The numerical equivalent of 12^(-5) * 12^7 using the product rule of integer exponents, you can combine the two expressions by adding their exponents. The product rule states that when you multiply two expressions with the same base, you can add their exponents:

12^(-5) * 12^7 = 12^(-5 + 7)

Now, simplify the exponent:

12^(-5 + 7) = 12^2

12^2 means 12 raised to the power of 2, which is equal to 144.

So, 12^(-5) * 12^7 is equivalent to 144. Here's the explanation of how we used the product rule:

1. We had two expressions with the same base, 12.

2. We applied the product rule by adding the exponents, (-5) and 7, which gave us 2.

3. Finally, we simplified 12^2 to 144 to find the numerical equivalent.

Therefore, 12^(-5) * 12^7 equals 144.

Now, we can simplify -5+7 to get 2. Our expression becomes 122. Since any number raised to the power of 2 is equal to the number multiplied by itself, we can calculate the numerical equivalent of this expression by performing 12 * 12, which equals 144.

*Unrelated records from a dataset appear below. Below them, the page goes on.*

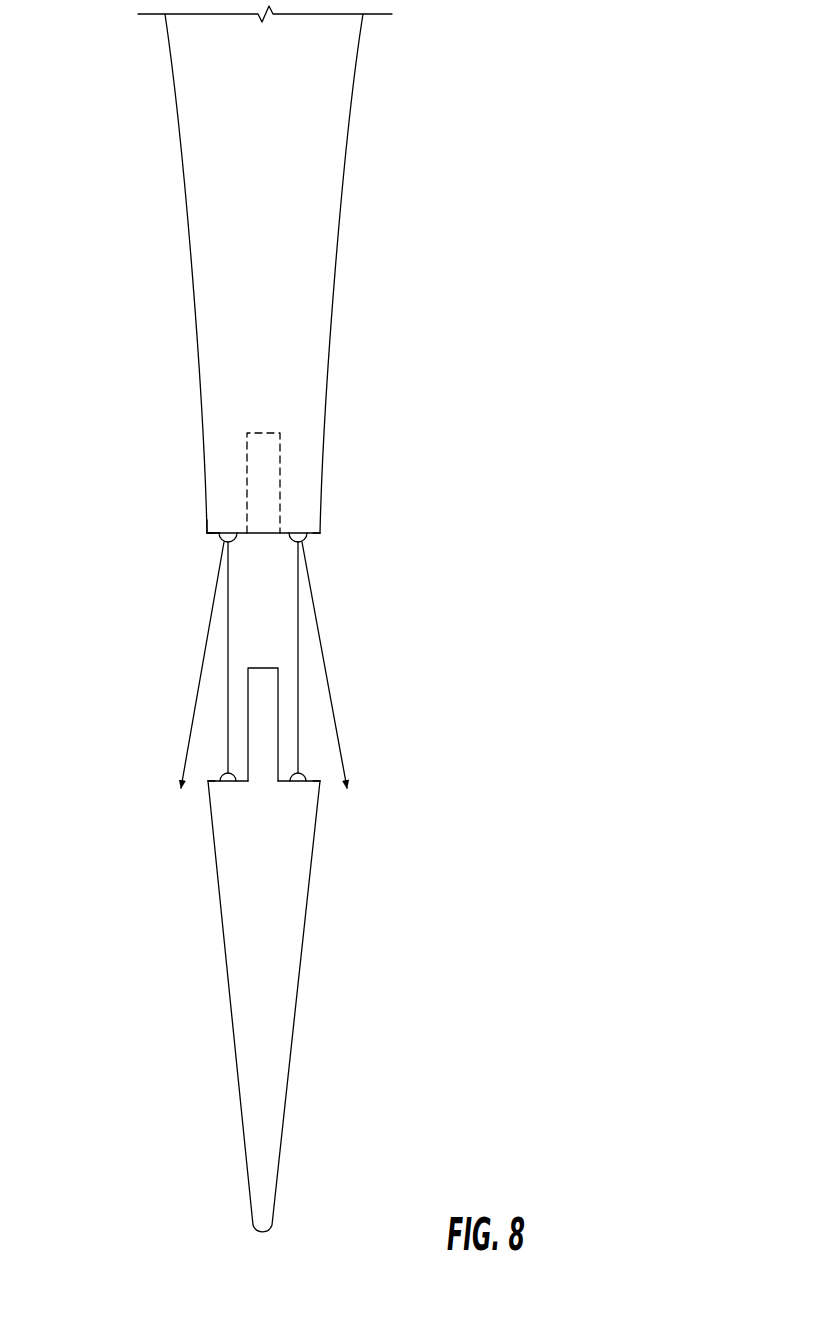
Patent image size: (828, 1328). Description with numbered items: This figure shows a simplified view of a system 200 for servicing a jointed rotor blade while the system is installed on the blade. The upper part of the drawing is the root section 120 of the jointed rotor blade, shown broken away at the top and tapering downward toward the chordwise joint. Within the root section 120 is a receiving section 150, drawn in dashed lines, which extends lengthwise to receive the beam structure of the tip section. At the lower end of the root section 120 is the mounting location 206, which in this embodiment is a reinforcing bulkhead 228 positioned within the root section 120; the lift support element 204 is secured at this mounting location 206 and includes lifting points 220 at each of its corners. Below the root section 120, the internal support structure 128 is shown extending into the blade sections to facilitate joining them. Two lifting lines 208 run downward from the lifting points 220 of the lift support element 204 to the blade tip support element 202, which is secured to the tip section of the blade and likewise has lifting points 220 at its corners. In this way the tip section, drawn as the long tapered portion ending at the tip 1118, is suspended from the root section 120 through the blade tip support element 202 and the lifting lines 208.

The system for servicing the jointed rotor blade 200 is at (588, 140).
The root section 120 is at (322, 110).
The receiving section 150 is at (270, 452).
The reinforcing bulkhead 228 is at (226, 529).
The lifting point 220 is at (206, 533).
The lift support element 204 is at (218, 542).
The mounting location 206 is at (308, 542).
The lifting line 208 is at (295, 637).
The internal support structure 128 is at (267, 710).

Therefore, the numerical equivalent of 12−5⋅127 is 144.

GPT-4o mini · Answer

Your explanation of the numerical equivalent of \( 12^{-5} \cdot 12^{7} \) is correct! Here’s a concise breakdown of the steps:

Product Rule of Exponents: When you multiply expressions with the same base, you add the exponents. \[ 12^{-5} \cdot 12^{7} = 12^{-5 + 7} \]
Simplify the Exponents: \[ -5 + 7 = 2 \] So, \[ 12^{-5 + 7} = 12^{2} \]
Calculate \( 12^2 \): \[ 12^2 = 12 \cdot 12 = 144 \]

In conclusion, the numerical equivalent of \( 12^{-5} \cdot 12^{7} \) is indeed \( 144 \). Great job summarizing the process!